The chassis is carbon fiber. The front wheels are tall but narrow. The rear doors open backwards and there’s solid glass in the back. All but one of the colorways are two-tone. The car lights up blue when you unlock it, but the lights fade to white when you open the door. It just feels like it’s from the future.

More impressive are the stats, though. They come in 22kw and 33kw models (and newer ~42kw). Mine is a 22kw model, which gets me about 65-70 miles of range. Because the car is so light, it actually gets the best range per kWh of any EV, so the running cost is extremely inexpensive. However, mine is a “Range Extender”, which means that it has a trick up its sleeve. Under the trunk in the rear is a tiny engine that acts like a generator. If the battery gets too low it whirs to life and its little 2.4 gallon gas tank can keep the car charged for an extra 80+ miles.

How cool is that? I can drive this thing and never worry about the battery because it has a built in generator.

I also love the interior. There are a few options, but mine is the “Giga” trim. The seats are made of a blend of wool and recycled plastic bottles with leather accents. The dashboard is a giant slab of eucalyptus wood. There’s a small screen that serves a dashboard and then a bigger 10″ screen in the middle for media and maps. I find the Tesla touchscreen interface to be really annoying while driving (though maybe you get used to it), but the BMW controls are pretty good and I like that climate control and presets are plastic buttons (speaking of presets, the presets can be radio stations, or literally any option or screen in the car!). The remote control features aren’t as good as Tesla, but you can lock / unlock / set climate control / etc.

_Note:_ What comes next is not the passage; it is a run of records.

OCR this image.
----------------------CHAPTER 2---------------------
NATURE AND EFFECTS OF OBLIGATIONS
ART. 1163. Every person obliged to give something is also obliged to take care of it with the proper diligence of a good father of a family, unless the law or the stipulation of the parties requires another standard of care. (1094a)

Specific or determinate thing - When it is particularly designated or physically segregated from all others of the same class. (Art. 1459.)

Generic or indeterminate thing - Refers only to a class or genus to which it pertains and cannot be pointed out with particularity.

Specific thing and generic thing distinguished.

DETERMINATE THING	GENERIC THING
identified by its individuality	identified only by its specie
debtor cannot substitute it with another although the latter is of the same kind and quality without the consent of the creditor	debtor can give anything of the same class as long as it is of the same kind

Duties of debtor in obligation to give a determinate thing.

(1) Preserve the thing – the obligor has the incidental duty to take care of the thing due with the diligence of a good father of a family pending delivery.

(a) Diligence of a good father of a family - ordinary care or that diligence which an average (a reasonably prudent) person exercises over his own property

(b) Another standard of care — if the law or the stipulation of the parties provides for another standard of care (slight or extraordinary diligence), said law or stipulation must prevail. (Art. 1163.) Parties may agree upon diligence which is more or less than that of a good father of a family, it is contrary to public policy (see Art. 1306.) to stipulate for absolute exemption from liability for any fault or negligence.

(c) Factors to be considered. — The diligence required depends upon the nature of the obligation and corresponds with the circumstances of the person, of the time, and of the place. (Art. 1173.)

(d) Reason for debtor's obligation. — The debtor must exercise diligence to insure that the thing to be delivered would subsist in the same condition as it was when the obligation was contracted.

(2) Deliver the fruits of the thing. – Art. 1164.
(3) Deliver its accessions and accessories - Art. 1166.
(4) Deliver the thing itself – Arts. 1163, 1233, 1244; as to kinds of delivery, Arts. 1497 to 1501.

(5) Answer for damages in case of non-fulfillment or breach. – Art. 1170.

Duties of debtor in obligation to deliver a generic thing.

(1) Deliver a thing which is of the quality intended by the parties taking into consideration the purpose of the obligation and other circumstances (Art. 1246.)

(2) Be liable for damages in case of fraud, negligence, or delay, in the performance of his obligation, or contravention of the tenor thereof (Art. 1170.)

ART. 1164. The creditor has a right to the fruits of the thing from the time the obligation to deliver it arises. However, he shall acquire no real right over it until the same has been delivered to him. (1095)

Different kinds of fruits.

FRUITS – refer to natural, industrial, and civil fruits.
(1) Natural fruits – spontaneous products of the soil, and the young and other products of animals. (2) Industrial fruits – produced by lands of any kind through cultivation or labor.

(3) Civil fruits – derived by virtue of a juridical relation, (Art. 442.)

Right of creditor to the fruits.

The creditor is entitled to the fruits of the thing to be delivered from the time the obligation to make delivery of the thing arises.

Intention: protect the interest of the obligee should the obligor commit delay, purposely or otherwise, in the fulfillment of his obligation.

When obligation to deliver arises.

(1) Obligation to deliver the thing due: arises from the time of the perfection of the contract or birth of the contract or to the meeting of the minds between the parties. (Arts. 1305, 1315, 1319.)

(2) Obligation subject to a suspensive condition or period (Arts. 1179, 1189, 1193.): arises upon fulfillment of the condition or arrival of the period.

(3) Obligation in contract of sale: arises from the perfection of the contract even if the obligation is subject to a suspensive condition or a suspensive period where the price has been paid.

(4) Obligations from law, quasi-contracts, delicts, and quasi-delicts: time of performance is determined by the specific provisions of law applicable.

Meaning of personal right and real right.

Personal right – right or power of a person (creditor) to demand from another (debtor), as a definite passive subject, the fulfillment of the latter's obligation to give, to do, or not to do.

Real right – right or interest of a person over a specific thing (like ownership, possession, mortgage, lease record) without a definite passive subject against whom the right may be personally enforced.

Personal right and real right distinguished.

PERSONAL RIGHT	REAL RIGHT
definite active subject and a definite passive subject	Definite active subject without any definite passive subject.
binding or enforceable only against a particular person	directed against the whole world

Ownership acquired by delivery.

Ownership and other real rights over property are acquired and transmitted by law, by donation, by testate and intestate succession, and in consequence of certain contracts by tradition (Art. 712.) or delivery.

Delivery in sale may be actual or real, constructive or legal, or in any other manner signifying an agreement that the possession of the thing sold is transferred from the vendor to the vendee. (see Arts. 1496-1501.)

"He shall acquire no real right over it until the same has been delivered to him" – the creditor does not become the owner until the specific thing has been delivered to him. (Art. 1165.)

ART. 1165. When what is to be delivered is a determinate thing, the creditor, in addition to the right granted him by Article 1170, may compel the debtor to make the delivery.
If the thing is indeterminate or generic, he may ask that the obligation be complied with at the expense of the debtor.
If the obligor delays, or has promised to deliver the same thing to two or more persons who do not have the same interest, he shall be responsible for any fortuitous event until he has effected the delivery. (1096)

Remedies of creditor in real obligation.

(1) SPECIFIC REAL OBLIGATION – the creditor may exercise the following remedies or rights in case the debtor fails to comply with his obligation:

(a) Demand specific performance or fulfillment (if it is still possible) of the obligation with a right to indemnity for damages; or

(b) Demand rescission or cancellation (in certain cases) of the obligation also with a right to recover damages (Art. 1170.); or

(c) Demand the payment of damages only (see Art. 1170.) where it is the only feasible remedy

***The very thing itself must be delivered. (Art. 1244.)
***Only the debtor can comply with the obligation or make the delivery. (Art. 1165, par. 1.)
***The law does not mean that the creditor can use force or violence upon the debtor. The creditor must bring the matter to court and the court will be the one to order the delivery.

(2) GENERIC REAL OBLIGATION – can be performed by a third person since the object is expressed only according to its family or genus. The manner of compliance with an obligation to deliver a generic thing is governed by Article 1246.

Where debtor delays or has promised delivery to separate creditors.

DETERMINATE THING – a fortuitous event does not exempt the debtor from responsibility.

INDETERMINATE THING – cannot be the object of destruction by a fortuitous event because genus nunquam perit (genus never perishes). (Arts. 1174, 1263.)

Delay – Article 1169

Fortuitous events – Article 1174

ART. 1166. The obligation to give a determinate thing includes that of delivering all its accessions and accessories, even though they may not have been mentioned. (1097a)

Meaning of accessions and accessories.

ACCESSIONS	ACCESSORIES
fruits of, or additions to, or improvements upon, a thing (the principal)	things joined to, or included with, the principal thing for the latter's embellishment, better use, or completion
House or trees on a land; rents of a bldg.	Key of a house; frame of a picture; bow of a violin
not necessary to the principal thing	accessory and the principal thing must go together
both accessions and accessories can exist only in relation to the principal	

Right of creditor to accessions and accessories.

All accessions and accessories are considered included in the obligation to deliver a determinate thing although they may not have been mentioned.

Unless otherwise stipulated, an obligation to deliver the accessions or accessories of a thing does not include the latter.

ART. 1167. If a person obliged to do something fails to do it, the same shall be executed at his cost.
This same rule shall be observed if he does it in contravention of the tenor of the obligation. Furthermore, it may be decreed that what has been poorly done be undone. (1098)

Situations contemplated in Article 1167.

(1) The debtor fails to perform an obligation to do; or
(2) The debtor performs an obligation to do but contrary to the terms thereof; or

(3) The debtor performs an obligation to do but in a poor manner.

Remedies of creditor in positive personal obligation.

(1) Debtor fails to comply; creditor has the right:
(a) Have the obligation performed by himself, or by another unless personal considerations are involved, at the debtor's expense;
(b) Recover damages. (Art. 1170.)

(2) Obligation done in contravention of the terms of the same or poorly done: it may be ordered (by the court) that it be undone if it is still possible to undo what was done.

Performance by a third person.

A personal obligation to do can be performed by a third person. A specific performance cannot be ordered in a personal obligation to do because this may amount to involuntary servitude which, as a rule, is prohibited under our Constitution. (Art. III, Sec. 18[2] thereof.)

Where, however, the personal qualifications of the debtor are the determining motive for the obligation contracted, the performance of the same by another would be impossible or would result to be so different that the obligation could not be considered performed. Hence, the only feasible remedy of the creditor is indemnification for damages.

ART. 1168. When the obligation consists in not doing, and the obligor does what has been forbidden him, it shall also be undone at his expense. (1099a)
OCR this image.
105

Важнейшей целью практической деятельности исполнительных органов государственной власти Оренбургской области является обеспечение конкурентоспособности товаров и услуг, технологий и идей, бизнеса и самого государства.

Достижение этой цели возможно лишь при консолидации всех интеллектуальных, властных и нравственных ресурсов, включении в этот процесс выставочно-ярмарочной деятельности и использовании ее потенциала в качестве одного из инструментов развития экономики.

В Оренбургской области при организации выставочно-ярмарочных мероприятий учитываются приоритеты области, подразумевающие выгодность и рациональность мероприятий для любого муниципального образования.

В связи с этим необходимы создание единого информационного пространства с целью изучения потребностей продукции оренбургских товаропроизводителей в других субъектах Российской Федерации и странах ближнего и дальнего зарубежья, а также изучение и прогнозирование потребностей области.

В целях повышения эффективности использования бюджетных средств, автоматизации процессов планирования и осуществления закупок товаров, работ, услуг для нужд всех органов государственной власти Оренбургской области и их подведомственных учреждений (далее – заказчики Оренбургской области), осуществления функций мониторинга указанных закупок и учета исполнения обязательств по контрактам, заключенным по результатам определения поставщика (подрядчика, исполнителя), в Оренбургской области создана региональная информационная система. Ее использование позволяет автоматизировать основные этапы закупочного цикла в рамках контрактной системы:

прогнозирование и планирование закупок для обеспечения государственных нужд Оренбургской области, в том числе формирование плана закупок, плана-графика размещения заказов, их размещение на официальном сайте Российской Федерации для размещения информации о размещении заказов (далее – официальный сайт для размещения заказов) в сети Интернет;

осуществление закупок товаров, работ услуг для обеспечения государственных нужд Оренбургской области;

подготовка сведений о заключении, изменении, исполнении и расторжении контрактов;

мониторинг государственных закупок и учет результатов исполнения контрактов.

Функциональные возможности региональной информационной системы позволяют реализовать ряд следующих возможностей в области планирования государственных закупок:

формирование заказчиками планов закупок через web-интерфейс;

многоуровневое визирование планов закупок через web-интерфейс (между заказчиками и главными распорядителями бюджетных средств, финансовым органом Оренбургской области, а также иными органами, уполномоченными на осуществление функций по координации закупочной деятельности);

It has adaptive cruise, which is a primitive version of AutoPilot. It just starts and stops based on the car in front of you. I actually prefer this, though, as my experiences with AutoPilot were really terrifying. It worked like magic for most of the time, and then once tried to exit where there wasn’t an exit, and twice tried to drive straight through a turn lane. The BMW can also parallel park by itself and you can install a ~$150 module to enable it to stay in a lane while following the car in front of you.

Best of all? My 2014 BMW i3 with every option (besides the cool sunroof!) only cost $13.5k. It has enough range for 95% of the trips I take, and the little backup engine will kick in for the remaining few. If I really need to take it to some remote place with no EV charging, I can still run on gas (albeit with annoying stops every 60-90 minutes).

Two points here, first the BMW i3 is probably a better car than you think it is (if you’ve ever thought about it at all), and second that like so many other things, the mainstream most hyped option is often good, but never the best for each individual. It’s cool that we live in a world with so many different choices that we can find the perfect thing for each of us if we just do a little bit of research.


Photo is my car!






2 responses to “Why I Didn’t Buy a Tesla”

  1. Seth Avatar

    How do you like it 16 months later? I’m considering one.

    1. Seth Avatar

      I should say I’m considering swapping my Tacoma for one – either the 2021 w/ 8000 miles at a dealership or an older used one. I live in Boise.